24

As I learned in a comment for How to encrypt in PHP, properly?, I was told using a string comparison like the following in PHP is susceptible to timing attacks. So it should not be used to compare two MACs or hashes (also password hashes) for equality.

if ($hash1 === $hash2) {
   //mac verification is OK
   echo "hashs are equal"
} else {
  //something bad happenend
  echo "hashs verification failed!";
}

Can someone please detail me what exactly the problem is, how an attack would look like and possibly provide a secure solution that avoid this particular problem. How should it be done correctly? Is this a particular Problem of PHP or do other languages like e.g. Python, Java, C++, C etc. have the same issues?

evildead
  • 624
  • 1
  • 4
  • 14
  • yes, and no. I made the question a little bit more general, whereas http://security.stackexchange.com/questions/74547/timing-attack-against-hmac-in-authenticated-encryption is more specific and only talks about MACs. I guess this question here is more general. Any other opinions? – evildead Mar 12 '15 at 22:27

3 Answers3

27

The problem here is that generic string comparison functions return as soon as they find a difference between the strings. If the first byte is different, they return after just looking at one byte of the two strings. If the only difference is in the last byte, they process both entire strings before returning. This speeds things up in general, which is normally good. But it also means someone who can tell how long it takes to compare the strings can make a good guess where the first difference is.

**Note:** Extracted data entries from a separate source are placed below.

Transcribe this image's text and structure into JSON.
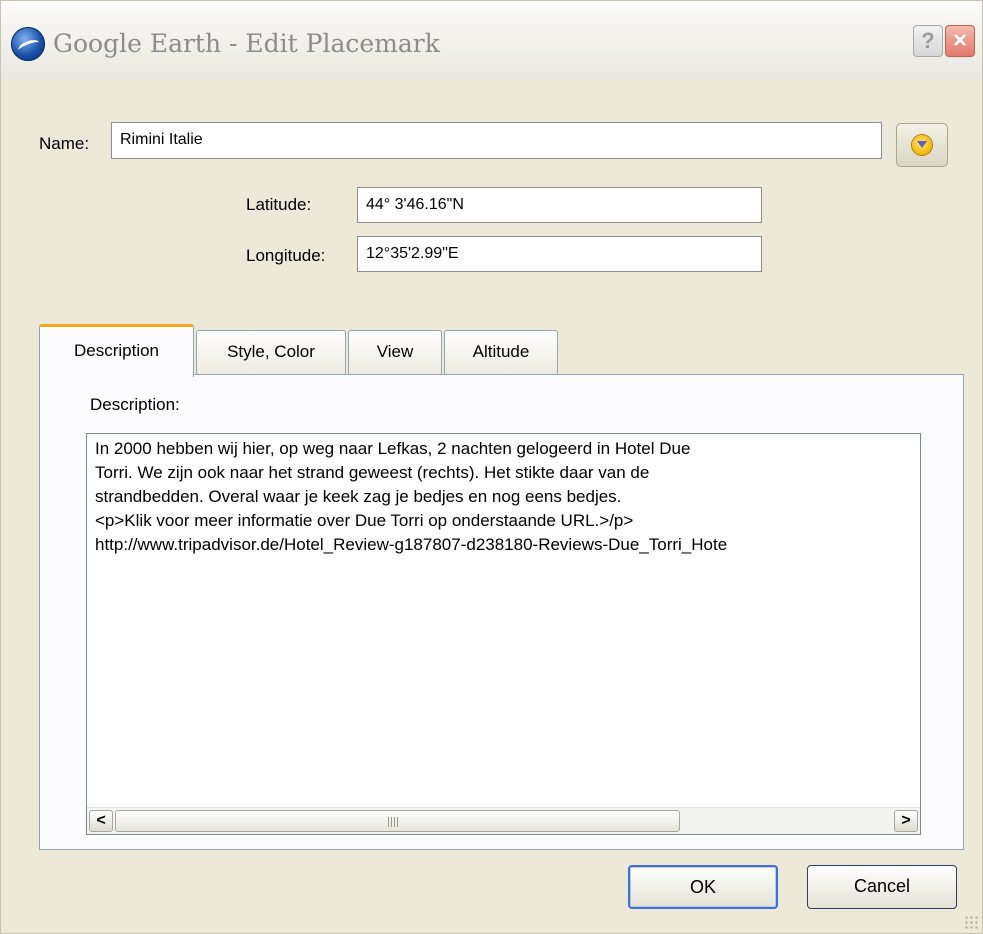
{
  "window": {
    "title": "Google Earth - Edit Placemark",
    "help_glyph": "?",
    "close_glyph": "×",
    "icons": {
      "app": "google-earth-icon",
      "placemark": "placemark-pin-icon"
    }
  },
  "form": {
    "name_label": "Name:",
    "name_value": "Rimini Italie",
    "latitude_label": "Latitude:",
    "latitude_value": "44° 3'46.16\"N",
    "longitude_label": "Longitude:",
    "longitude_value": "12°35'2.99\"E"
  },
  "tabs": [
    {
      "label": "Description",
      "active": true
    },
    {
      "label": "Style, Color",
      "active": false
    },
    {
      "label": "View",
      "active": false
    },
    {
      "label": "Altitude",
      "active": false
    }
  ],
  "description": {
    "label": "Description:",
    "lines": [
      "In 2000 hebben wij hier, op weg naar Lefkas, 2 nachten gelogeerd in Hotel Due",
      "Torri. We zijn ook naar het strand geweest (rechts). Het stikte daar van de",
      "strandbedden. Overal waar je keek zag je bedjes en nog eens bedjes.",
      "<p>Klik voor meer informatie over Due Torri op onderstaande URL.>/p>",
      "http://www.tripadvisor.de/Hotel_Review-g187807-d238180-Reviews-Due_Torri_Hote"
    ],
    "scroll_left": "<",
    "scroll_right": ">"
  },
  "buttons": {
    "ok": "OK",
    "cancel": "Cancel"
  },
  "colors": {
    "dialog_bg": "#ece9d8",
    "active_tab_accent": "#f3a91c",
    "default_button_border": "#3f6fcf",
    "close_button": "#e2796a"
  }
}
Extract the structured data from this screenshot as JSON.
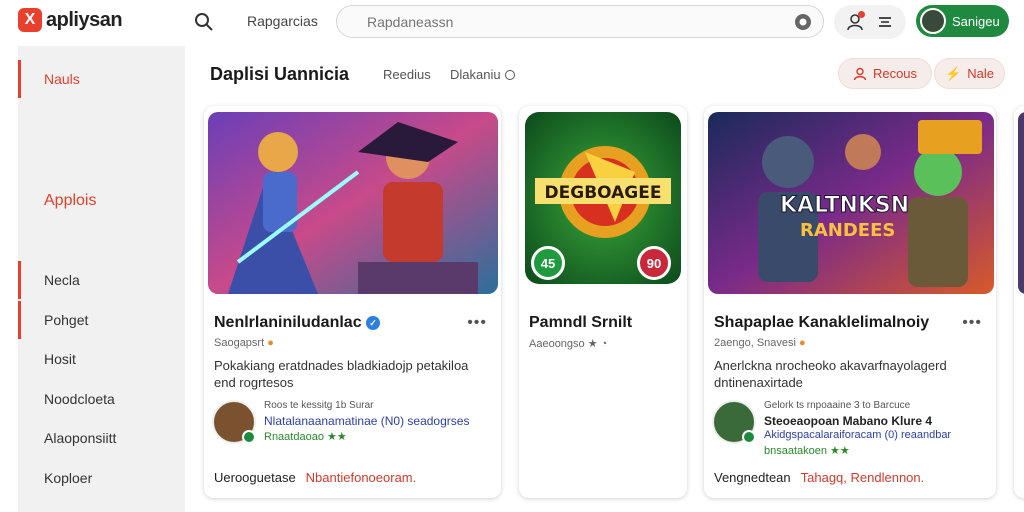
{
  "header": {
    "logo_mark": "X",
    "logo_text": "apliysan",
    "nav_link": "Rapgarcias",
    "search_placeholder": "Rapdaneassn",
    "user_label": "Sanigeu"
  },
  "sidebar": {
    "items": [
      {
        "label": "Nauls"
      },
      {
        "label": "Applois"
      },
      {
        "label": "Necla"
      },
      {
        "label": "Pohget"
      },
      {
        "label": "Hosit"
      },
      {
        "label": "Noodcloeta"
      },
      {
        "label": "Alaoponsiitt"
      },
      {
        "label": "Koploer"
      }
    ]
  },
  "main": {
    "title": "Daplisi  Uannicia",
    "link1": "Reedius",
    "link2": "Dlakaniu",
    "btn_recent": "Recous",
    "btn_more": "Nale"
  },
  "cards": [
    {
      "title": "Nenlrlaniniludanlac",
      "meta": "Saogapsrt",
      "desc": "Pokakiang eratdnades bladkiadojp petakiloa end rogrtesos",
      "review_l1": "Roos te kessitg 1b  Surar",
      "review_l2": "Nlatalanaanamatinae (N0)  seadogrses",
      "review_l3": "Rnaatdaoao ★★",
      "foot": "Uerooguetase",
      "foot_red": "Nbantiefonoeoram."
    },
    {
      "title": "Pamndl Srnilt",
      "meta": "Aaeoongso ★ ◔",
      "art_text": "DEGBOAGEE",
      "badge_left": "45",
      "badge_right": "90"
    },
    {
      "title": "Shapaplae Kanaklelimalnoiy",
      "meta": "2aengo, Snavesi",
      "desc": "Anerlckna nrocheoko akavarfnayolagerd dntinenaxirtade",
      "art_text_1": "KALTNKSN",
      "art_text_2": "RANDEES",
      "review_l1": "Gelork ts rnpoaaine 3 to Barcuce",
      "review_l2": "Steoeaopoan  Mabano Klure 4",
      "review_l3": "Akidgspacalaraiforacam (0)  reaandbar",
      "review_l4": "bnsaatakoen ★★",
      "foot": "Vengnedtean",
      "foot_red": "Tahagq, Rendlennon."
    }
  ],
  "colors": {
    "accent": "#e8402c",
    "user_green": "#1f8a3f"
  }
}
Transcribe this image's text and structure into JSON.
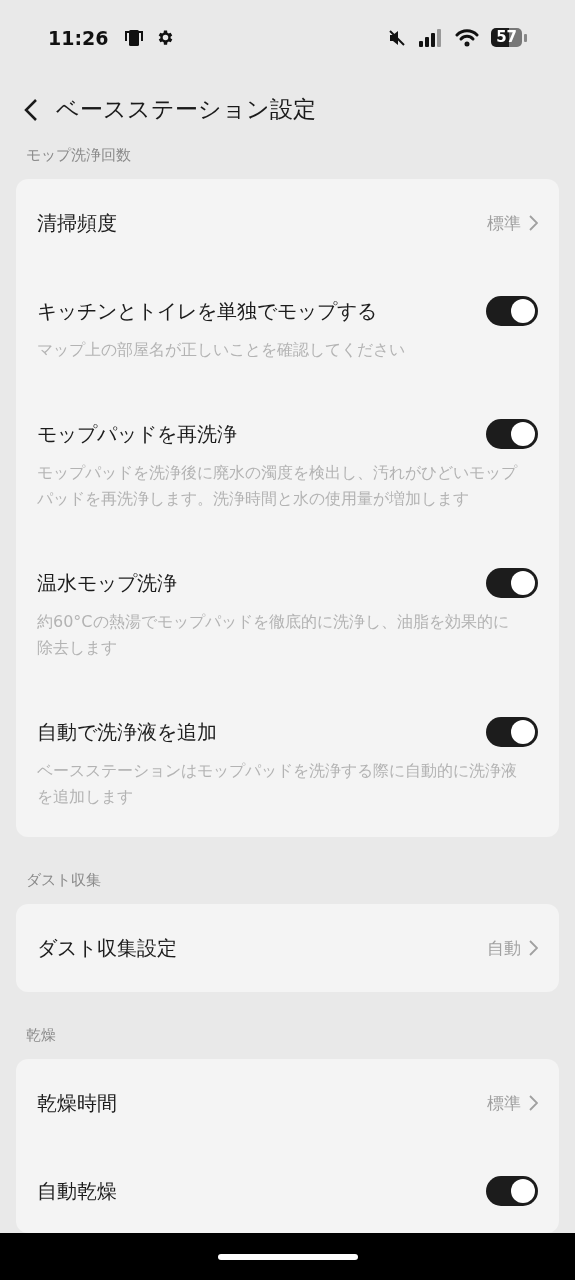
{
  "status_bar": {
    "time": "11:26",
    "battery": "57"
  },
  "header": {
    "title": "ベースステーション設定"
  },
  "sections": [
    {
      "label": "モップ洗浄回数",
      "rows": [
        {
          "kind": "value",
          "label": "清掃頻度",
          "value": "標準"
        },
        {
          "kind": "toggle",
          "label": "キッチンとトイレを単独でモップする",
          "on": true,
          "description": "マップ上の部屋名が正しいことを確認してください"
        },
        {
          "kind": "toggle",
          "label": "モップパッドを再洗浄",
          "on": true,
          "description": "モップパッドを洗浄後に廃水の濁度を検出し、汚れがひどいモップパッドを再洗浄します。洗浄時間と水の使用量が増加します"
        },
        {
          "kind": "toggle",
          "label": "温水モップ洗浄",
          "on": true,
          "description": "約60°Cの熱湯でモップパッドを徹底的に洗浄し、油脂を効果的に除去します"
        },
        {
          "kind": "toggle",
          "label": "自動で洗浄液を追加",
          "on": true,
          "description": "ベースステーションはモップパッドを洗浄する際に自動的に洗浄液を追加します"
        }
      ]
    },
    {
      "label": "ダスト収集",
      "rows": [
        {
          "kind": "value",
          "label": "ダスト収集設定",
          "value": "自動"
        }
      ]
    },
    {
      "label": "乾燥",
      "rows": [
        {
          "kind": "value",
          "label": "乾燥時間",
          "value": "標準"
        },
        {
          "kind": "toggle",
          "label": "自動乾燥",
          "on": true
        }
      ]
    }
  ]
}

In an attack scenario, an attacker has total control of $mac1 (it's taken from the attacker-made message), while $mac2 is the real valid MAC for the attacker's message. $mac2 must remain secret from the attacker, or he can stick it on his message and thus forge a valid message. The attacker, by analyzing the time it takes to get a response, can probably figure out where the first difference is between his MAC and the real one. He can try all possibilities for that one byte, find the correct one, and then work on the next byte secure in the knowledge that the first k bytes are right. At the end, he tried just 256*len MACs (if len is the length of the MAC) instead of the 256^len he should have had to try.

cpast
  • 7,263
  • 1
  • 30
  • 35
  • 4
    The optimisation feature you're describing is called "early-out optimisation", just in case anyone wants to look into it further. – Polynomial Jun 30 '16 at 09:47
  • @cpast do you have a reference regarding the 256*len vs 256^len combinations difference? – Wadih M. Jan 31 '17 at 02:47
  • @WadihM. It's simple math. 256 possible byte values for each position in the MAC. If you can tell the first wrong one, you only need 256*length tries at the most. If you must try every single possibility, it's essentially a base 256 number with length digits, so it's 256^length combinations. – mbomb007 Apr 26 '18 at 17:06
  • the problem is not that the attacker knows the MAC, the problem is that the attacker can use the timing information as a side-channel to create an oracle that can be used to tell the attacker a valid MAC for his arbitrary message. Your explanation how the attack actually works is not correct. The way you are describing it, does not work and is not the purpose for doing comparison in constant time. – evildead Nov 20 '19 at 00:04
  • @evildead No, my description is *exactly* how it works. "Use the time information as a side-channel to create an oracle that can be used to tell a valid MAC" is exactly what I said, except rewritten to use fancy technical terminology. "Analyzing the time to get a response" is using timing as a side-channel. Using that to find the first difference is your oracle. The `$mac2` he ultimately discovers is the valid MAC for the message. If you think there's some incorrect aspect of the answer, can you explain what is actually wrong? – cpast Nov 20 '19 at 00:24
  • @cpast After carefully reading you answer, I guess you are meaning the correct thing and I got confused by your explanation. You are saying that `mac2` must remain secret to the attacker. I think what you really wanted to express is that `mac2` must not be _computable_ by the attacker by using an oracle that implemented string comparison function incorrectly. Maybe that's a picky comment, but the term secret confused me to believe that you meant that an attacker must not have access to a valid mac for a valid messages. (Which is not what you meant if I interpret you correctly now, right?) – evildead Dec 08 '19 at 12:12
24

I will add a list with time constant functions for different languages:

PHP:

Discussion: https://wiki.php.net/rfc/timing_attack

bool hash_equals ( string $known_string , string $user_string )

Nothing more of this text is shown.